Hi,
let’s say I have a tensor like this:
a = torch.randint(1, 9, (12, 3))
output:
tensor([[2, 1, 5],
[2, 4, 7],
[8, 4, 6],
[3, 8, 5],
[7, 3, 5],
[6, 6, 8],
[6, 8, 3],
[5, 1, 4],
[2, 4, 6],
[4, 8, 7],
[3, 3, 6],
[1, 7, 8]])
and now I want to concatenate specific rows according to the following pattern:
triplets_list = []
for i in range(0, a.shape[0], 4):
# Get quadruplet
x1, x2, x3, x4 = a[i:i+4]
# Create concatenated pairs from quadruplet
pair_x1x2 = torch.cat([x1, x2], dim=0)
pair_x1x3 = torch.cat([x1, x3], dim=0)
pair_x3x4 = torch.cat([x3, x4], dim=0)
# Stack concatenated tensors
triplets_list.append(torch.stack([pair_x1x2, pair_x1x3, pair_x3x4], dim=0))

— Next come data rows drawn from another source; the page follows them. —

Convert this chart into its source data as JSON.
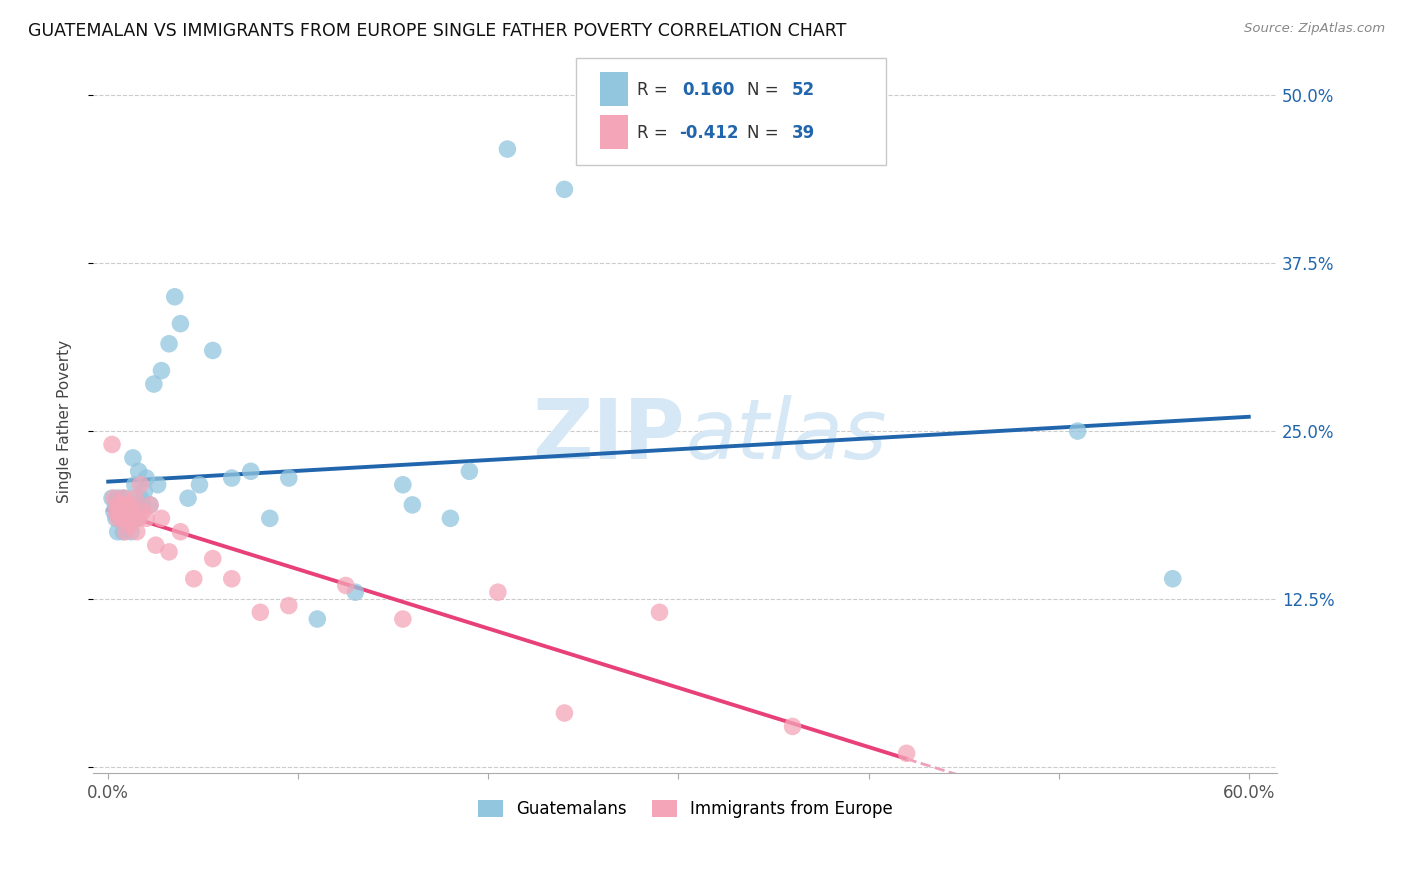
{
  "title": "GUATEMALAN VS IMMIGRANTS FROM EUROPE SINGLE FATHER POVERTY CORRELATION CHART",
  "source": "Source: ZipAtlas.com",
  "xlabel_guatemalan": "Guatemalans",
  "xlabel_europe": "Immigrants from Europe",
  "ylabel": "Single Father Poverty",
  "xlim": [
    0.0,
    0.6
  ],
  "ylim": [
    0.0,
    0.5
  ],
  "blue_R": 0.16,
  "blue_N": 52,
  "pink_R": -0.412,
  "pink_N": 39,
  "blue_color": "#92c5de",
  "pink_color": "#f4a6b8",
  "blue_line_color": "#2166ac",
  "pink_line_color": "#e8417a",
  "pink_dash_color": "#f0a0b8",
  "watermark_color": "#d6e8f5",
  "blue_scatter_x": [
    0.002,
    0.003,
    0.004,
    0.004,
    0.005,
    0.005,
    0.006,
    0.006,
    0.007,
    0.007,
    0.008,
    0.008,
    0.009,
    0.009,
    0.01,
    0.011,
    0.012,
    0.012,
    0.013,
    0.013,
    0.014,
    0.015,
    0.015,
    0.016,
    0.017,
    0.018,
    0.019,
    0.02,
    0.022,
    0.024,
    0.026,
    0.028,
    0.032,
    0.035,
    0.038,
    0.042,
    0.048,
    0.055,
    0.065,
    0.075,
    0.085,
    0.095,
    0.11,
    0.13,
    0.155,
    0.18,
    0.21,
    0.24,
    0.16,
    0.19,
    0.51,
    0.56
  ],
  "blue_scatter_y": [
    0.2,
    0.19,
    0.185,
    0.195,
    0.175,
    0.2,
    0.19,
    0.185,
    0.2,
    0.195,
    0.175,
    0.185,
    0.195,
    0.2,
    0.18,
    0.195,
    0.175,
    0.19,
    0.23,
    0.185,
    0.21,
    0.195,
    0.185,
    0.22,
    0.2,
    0.195,
    0.205,
    0.215,
    0.195,
    0.285,
    0.21,
    0.295,
    0.315,
    0.35,
    0.33,
    0.2,
    0.21,
    0.31,
    0.215,
    0.22,
    0.185,
    0.215,
    0.11,
    0.13,
    0.21,
    0.185,
    0.46,
    0.43,
    0.195,
    0.22,
    0.25,
    0.14
  ],
  "pink_scatter_x": [
    0.002,
    0.003,
    0.004,
    0.005,
    0.005,
    0.006,
    0.007,
    0.007,
    0.008,
    0.009,
    0.009,
    0.01,
    0.011,
    0.012,
    0.012,
    0.013,
    0.014,
    0.015,
    0.016,
    0.017,
    0.018,
    0.02,
    0.022,
    0.025,
    0.028,
    0.032,
    0.038,
    0.045,
    0.055,
    0.065,
    0.08,
    0.095,
    0.125,
    0.155,
    0.205,
    0.24,
    0.29,
    0.36,
    0.42
  ],
  "pink_scatter_y": [
    0.24,
    0.2,
    0.19,
    0.185,
    0.195,
    0.19,
    0.185,
    0.195,
    0.2,
    0.185,
    0.175,
    0.195,
    0.18,
    0.185,
    0.195,
    0.19,
    0.2,
    0.175,
    0.185,
    0.21,
    0.19,
    0.185,
    0.195,
    0.165,
    0.185,
    0.16,
    0.175,
    0.14,
    0.155,
    0.14,
    0.115,
    0.12,
    0.135,
    0.11,
    0.13,
    0.04,
    0.115,
    0.03,
    0.01
  ]
}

# Concatenate list of triplets
wanted_result = torch.cat(triplets_list, dim=0)
output:
tensor([[2, 1, 5, 2, 4, 7],
[2, 1, 5, 8, 4, 6],
[8, 4, 6, 3, 8, 5],
[7, 3, 5, 6, 6, 8],
[7, 3, 5, 6, 8, 3],
[6, 8, 3, 5, 1, 4],
[2, 4, 6, 4, 8, 7],
[2, 4, 6, 3, 3, 6],
[3, 3, 6, 1, 7, 8]])
So for every 4 rows (indexed from 0 to 3) I need to concatenate 0 with 1, 0 with 2 and 2 with 3. Is there a way to vectorize that operation? - for now I come up with non-vectorized presented above.